Now, the compiler is warning that it cannot find m_pValue2. I would like for the compiler to remove the chunk of code that references m_pValue2 when the StateMask (known at compile time) does not contain Flag2 (when IsStateValid() is false).
The exact error is as follows:
main.cpp: In instantiation of 'void Compound<StateMask, flags_tag<Cs ...> >::print() [with unsigned int StateMask = 3u; unsigned int ...Cs = {1u, 2u}]':
main.cpp:95:18: required from here
main.cpp:80:27: error: 'class Compound<3u, flags_tag<1u, 2u> >' has no member named 'm_pValue2'
std::cout << this->m_pValue2 << '\n';
I'm hoping this is possible. In other template programming, I've used IsStateValid() to compile out code segments that don't match the StateMask. I've never tried to compile away a possibly missing member variable, however.

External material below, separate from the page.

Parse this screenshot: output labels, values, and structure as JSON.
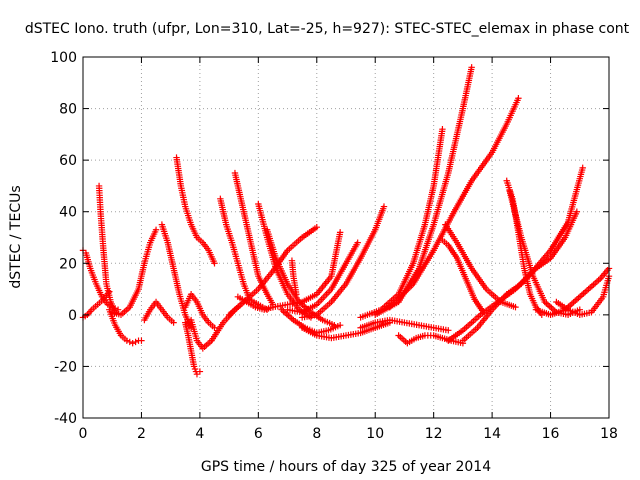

Does anyone have any ideas?
Why it doesn't work
All branches in a function template will be compiled regardless of type. It doesn't matter that IsStateValid(Flag2) would be false at compile time, the body of that if must be valid code. As there is no this->m_pValue2 in that case, this is a hard error.
What can you do to fix it
You need to forward each print flag function to a function template that will either print the value (if it exists) or do nothing (if it doesn't). We can use function overloading to help here, and ensure that the entire function will not be instantiated if there is no such flag. For example:
void print()
{
printImpl<Flag0>();
printImpl<Flag1>();
printImpl<Flag2>();
}
template <uint32_t F>
void printImpl() {
printImpl<F>(std::is_base_of<pValue_t<F>, Compound>{});
}
template <uint32_t F>
void printImpl(std::true_type ) {
// we DO have this flag
pValue_t<F>::print();
}
template <uint32_t F>
void printImpl(std::false_type ) {
// we do NOT have this flag
// so do nothing
}
All you need to do at this point is add the appropriate print()s. e.g.:
template<> class pValue_t<Flag2>
{
public:
pValue_t() :
m_pValue2(reinterpret_cast<void*>(0xCAFEBABE))
{}
void print() {
std::cout << m_pValue2 << '\n';
}
protected:
void* m_pValue2;
};
I got this to work (working example), but it seems very hacky. It shows that it's possible - hopefully a more experienced person than I can clean it up.
The idea is to make IsStataValid a constexpr and separate the code in question out into another function, which has two variants. The variant that gets instantiated depends on the compile-time flag:
static constexpr bool IsStateValid(std::uint32_t stateMask)
{ return ((StateMask & stateMask) == stateMask); }
template <typename A = void,
typename T = typename std::enable_if<IsStateValid(Flag2), A>::type>
void blub(int x=0) {
std::cout << this->m_pValue2 << '\n';
}
template <typename A = void,
typename T = typename std::enable_if<!IsStateValid(Flag2), A>::type>
void blub(long x=0) {
}
Then instead of the if statement in print() you call the helper function:
blub();
typename A is a dummy parameter to make the enable_if dependent on a template parameter so SFINAE can kick in. The blubs take a first parameter of a different type so the compiler doesn't complain about it not being able to be overloaded.